Depression is a critical mental ailment as it impacts about 5% of the global population, prompting scientists to create more efficacious antidepressants. The monoamine-deficiency hypothesis suggests that depression is caused by the depletion of certain neurotransmitters like serotonin, norepinephrine, and dopamine in the brain, where serotonin plays the most critical role among all and has been extensively studied in the context of depression. Serotonin 5-hydroxytryptamine 2A receptors (5-HT2ARs) are abundant in the brain, particularly in memory and thought-related regions of the central nervous system. Numerous hallucinogens, antipsychotics, and antidepressants target 5-HT2ARs together with endogenous 5-HT to exert their effects. Research indicates that 5-MeO-DMT increases serotonin levels across nerve cells, leading to enhanced life satisfaction, convergent thinking, mindfulness, and reduced levels of despair and anxiety.
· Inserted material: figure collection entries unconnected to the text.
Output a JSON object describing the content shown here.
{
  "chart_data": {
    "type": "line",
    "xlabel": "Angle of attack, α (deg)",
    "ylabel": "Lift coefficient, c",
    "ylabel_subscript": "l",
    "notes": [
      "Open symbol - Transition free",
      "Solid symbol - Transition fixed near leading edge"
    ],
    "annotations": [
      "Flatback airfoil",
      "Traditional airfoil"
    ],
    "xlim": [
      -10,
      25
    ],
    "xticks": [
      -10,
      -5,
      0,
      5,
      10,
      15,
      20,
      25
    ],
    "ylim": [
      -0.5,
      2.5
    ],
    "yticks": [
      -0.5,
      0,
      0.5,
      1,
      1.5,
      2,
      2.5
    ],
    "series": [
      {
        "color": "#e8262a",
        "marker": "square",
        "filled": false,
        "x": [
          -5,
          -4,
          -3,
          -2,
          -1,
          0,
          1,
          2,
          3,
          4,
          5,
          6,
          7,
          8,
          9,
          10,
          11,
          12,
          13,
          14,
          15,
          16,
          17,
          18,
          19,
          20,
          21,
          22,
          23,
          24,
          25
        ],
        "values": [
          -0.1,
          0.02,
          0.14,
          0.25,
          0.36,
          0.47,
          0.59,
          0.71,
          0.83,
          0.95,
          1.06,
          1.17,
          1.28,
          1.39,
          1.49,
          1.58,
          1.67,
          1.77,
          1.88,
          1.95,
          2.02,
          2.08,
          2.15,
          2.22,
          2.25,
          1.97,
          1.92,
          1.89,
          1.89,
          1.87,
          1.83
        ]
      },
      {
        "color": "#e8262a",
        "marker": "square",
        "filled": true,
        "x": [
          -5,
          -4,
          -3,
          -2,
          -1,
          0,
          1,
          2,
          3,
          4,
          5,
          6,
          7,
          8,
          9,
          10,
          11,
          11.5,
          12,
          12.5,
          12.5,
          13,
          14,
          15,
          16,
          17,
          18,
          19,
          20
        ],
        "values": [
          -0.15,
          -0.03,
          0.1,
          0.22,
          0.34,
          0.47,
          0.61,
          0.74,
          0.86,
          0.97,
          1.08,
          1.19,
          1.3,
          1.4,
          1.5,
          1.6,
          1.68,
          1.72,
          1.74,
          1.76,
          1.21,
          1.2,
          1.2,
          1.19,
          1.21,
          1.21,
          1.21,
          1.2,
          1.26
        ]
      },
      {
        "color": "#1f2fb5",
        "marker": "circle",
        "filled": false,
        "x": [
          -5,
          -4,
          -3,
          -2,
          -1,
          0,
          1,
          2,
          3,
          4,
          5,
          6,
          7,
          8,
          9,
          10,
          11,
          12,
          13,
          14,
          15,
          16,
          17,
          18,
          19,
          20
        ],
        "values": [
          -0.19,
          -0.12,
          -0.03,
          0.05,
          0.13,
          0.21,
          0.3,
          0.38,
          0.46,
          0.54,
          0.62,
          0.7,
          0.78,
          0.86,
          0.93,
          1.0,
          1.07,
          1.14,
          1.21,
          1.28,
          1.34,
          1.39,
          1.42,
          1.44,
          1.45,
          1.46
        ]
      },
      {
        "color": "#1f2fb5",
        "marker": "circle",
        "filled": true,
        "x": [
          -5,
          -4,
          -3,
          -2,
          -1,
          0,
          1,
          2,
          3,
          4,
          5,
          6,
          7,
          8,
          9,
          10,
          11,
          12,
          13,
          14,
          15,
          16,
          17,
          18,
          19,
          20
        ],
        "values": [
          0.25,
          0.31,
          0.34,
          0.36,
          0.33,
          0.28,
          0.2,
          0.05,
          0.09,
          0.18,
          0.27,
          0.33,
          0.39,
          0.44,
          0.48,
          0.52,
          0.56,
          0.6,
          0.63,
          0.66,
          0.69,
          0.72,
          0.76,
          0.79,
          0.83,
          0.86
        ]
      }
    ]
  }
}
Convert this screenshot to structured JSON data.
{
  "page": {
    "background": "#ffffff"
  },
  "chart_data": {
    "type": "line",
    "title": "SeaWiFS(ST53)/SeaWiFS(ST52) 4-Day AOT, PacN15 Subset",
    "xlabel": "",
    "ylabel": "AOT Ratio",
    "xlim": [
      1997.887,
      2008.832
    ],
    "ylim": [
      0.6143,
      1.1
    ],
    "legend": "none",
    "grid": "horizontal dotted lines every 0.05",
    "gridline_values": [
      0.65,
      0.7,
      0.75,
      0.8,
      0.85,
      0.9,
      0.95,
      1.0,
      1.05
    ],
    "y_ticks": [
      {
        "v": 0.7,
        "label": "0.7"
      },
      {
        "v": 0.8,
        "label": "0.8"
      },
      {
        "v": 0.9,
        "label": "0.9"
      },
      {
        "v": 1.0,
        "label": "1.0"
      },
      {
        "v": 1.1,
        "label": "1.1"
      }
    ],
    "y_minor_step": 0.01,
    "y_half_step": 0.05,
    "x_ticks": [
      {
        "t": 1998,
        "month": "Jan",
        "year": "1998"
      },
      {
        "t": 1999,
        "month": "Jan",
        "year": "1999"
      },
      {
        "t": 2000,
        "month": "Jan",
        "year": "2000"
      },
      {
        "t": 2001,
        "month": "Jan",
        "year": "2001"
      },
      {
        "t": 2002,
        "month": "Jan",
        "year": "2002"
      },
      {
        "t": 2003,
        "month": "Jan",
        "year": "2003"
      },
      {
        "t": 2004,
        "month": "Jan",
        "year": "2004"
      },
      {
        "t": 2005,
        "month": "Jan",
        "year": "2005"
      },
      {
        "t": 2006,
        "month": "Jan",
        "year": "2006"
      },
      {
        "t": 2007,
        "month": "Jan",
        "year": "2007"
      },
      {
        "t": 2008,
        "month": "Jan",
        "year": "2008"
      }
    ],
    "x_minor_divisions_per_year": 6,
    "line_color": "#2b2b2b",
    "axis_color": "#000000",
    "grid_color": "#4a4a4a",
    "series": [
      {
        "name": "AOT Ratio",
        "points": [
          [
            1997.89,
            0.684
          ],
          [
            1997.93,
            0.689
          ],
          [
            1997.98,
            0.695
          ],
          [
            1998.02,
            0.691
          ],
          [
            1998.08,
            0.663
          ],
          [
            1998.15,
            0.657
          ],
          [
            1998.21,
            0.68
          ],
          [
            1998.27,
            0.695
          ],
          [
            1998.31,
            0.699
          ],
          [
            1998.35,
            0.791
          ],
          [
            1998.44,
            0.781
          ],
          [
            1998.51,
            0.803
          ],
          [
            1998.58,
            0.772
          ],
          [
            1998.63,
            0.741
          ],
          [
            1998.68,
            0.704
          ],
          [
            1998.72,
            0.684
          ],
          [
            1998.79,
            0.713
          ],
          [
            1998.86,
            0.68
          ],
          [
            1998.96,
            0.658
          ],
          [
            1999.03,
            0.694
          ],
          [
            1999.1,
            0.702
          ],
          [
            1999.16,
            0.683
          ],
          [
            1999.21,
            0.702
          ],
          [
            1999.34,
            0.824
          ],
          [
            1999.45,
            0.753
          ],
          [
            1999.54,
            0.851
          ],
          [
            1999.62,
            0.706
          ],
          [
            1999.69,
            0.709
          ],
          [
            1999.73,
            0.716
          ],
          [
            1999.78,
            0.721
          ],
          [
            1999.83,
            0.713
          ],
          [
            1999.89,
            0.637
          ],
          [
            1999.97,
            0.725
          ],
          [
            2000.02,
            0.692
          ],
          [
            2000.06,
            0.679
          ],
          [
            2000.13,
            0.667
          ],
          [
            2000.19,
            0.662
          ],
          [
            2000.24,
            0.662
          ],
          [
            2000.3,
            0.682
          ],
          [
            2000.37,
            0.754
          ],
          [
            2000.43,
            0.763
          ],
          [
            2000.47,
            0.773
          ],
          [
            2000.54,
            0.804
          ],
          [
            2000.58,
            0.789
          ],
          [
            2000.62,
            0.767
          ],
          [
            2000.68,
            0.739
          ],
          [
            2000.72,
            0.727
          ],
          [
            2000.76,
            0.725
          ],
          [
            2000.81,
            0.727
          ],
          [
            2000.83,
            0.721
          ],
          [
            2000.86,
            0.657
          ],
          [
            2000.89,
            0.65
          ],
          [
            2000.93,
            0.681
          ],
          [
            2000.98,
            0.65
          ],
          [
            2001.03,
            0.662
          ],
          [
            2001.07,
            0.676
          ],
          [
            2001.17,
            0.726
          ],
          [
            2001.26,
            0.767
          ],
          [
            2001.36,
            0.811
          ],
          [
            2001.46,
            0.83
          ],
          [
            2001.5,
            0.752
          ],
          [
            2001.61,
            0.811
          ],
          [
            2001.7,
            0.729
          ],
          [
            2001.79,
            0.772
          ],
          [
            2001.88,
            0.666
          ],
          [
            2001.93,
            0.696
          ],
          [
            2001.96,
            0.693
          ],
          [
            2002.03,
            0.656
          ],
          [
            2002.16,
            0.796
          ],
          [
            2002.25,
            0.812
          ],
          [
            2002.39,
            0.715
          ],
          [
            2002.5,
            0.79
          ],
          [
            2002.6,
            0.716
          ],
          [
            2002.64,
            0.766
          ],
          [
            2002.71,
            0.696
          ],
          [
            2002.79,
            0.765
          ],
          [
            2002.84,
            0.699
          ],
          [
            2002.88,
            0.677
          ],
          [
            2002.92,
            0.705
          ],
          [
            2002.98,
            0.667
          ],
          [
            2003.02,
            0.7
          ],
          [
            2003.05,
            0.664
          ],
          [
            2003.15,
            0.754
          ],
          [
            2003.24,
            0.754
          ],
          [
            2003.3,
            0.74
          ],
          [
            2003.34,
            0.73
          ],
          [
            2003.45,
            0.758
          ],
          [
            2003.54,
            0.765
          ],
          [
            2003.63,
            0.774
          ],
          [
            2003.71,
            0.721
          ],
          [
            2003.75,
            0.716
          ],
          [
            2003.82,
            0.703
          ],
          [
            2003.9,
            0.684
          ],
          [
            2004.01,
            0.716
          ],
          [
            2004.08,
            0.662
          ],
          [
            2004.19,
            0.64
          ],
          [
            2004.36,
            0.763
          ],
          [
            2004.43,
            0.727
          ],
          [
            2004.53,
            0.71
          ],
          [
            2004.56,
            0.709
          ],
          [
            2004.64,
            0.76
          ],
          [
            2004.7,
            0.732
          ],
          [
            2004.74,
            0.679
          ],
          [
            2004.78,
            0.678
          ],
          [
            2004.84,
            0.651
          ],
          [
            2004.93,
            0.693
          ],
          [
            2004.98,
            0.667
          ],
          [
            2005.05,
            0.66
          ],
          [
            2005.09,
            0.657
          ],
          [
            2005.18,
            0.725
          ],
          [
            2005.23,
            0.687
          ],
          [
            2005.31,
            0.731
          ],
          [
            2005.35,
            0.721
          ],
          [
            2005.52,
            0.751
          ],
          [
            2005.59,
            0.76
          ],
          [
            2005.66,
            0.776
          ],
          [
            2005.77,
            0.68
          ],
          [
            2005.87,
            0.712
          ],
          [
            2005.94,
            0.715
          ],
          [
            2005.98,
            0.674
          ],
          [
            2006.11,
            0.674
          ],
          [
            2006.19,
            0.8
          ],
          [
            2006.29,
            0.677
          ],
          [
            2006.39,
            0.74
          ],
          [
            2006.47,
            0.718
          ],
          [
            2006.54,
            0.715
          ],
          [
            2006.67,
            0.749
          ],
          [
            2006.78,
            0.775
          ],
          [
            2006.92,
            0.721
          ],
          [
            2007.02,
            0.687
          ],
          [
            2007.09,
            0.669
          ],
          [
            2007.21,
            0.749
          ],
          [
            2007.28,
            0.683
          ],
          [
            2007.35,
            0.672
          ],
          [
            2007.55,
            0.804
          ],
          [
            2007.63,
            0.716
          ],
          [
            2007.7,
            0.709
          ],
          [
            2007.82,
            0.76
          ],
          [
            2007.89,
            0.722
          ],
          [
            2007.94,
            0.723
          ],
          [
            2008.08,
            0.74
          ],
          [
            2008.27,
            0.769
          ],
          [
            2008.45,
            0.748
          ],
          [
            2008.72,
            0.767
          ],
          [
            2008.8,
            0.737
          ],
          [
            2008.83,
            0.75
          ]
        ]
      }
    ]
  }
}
A comparative study is conducted to analyze the binding affinity and stability of 5-MeO-DMT, a hallucinogenic psychedelic, in comparison to its non-hallucinogenic analog 6-MeO-DMT through in silico studies. To assess whether 6-MeO-DMT is a viable option for treating depression. 5-MeO-DMT and 6-MeO-DMT were drawn using Marvin software, and molecular docking was conducted using Schrodinger’s Suite 2020-1 to analyze the binding affinity and interaction of the sketched molecules in the active binding pocket of 5-HT2AR. The XP docking data showed the gscores of 5-MeO-DMT (-8.01 kcal/mol) and 6-MeO-DMT (-7.43 kcal/mol). Additionally, MM-GBSA revealed binding free energies (∆Bind) of -39.20 and 52.41 kcal/mol for 5-MeO-DMT and 6-MeO-DMT, respectively, where 6-MeO-DMT exhibited superior scores. Computational analysis were also conducted for other molecular properties, including radius of gyration, molecular surface area, solvent-accessible surface area, and polar surface area.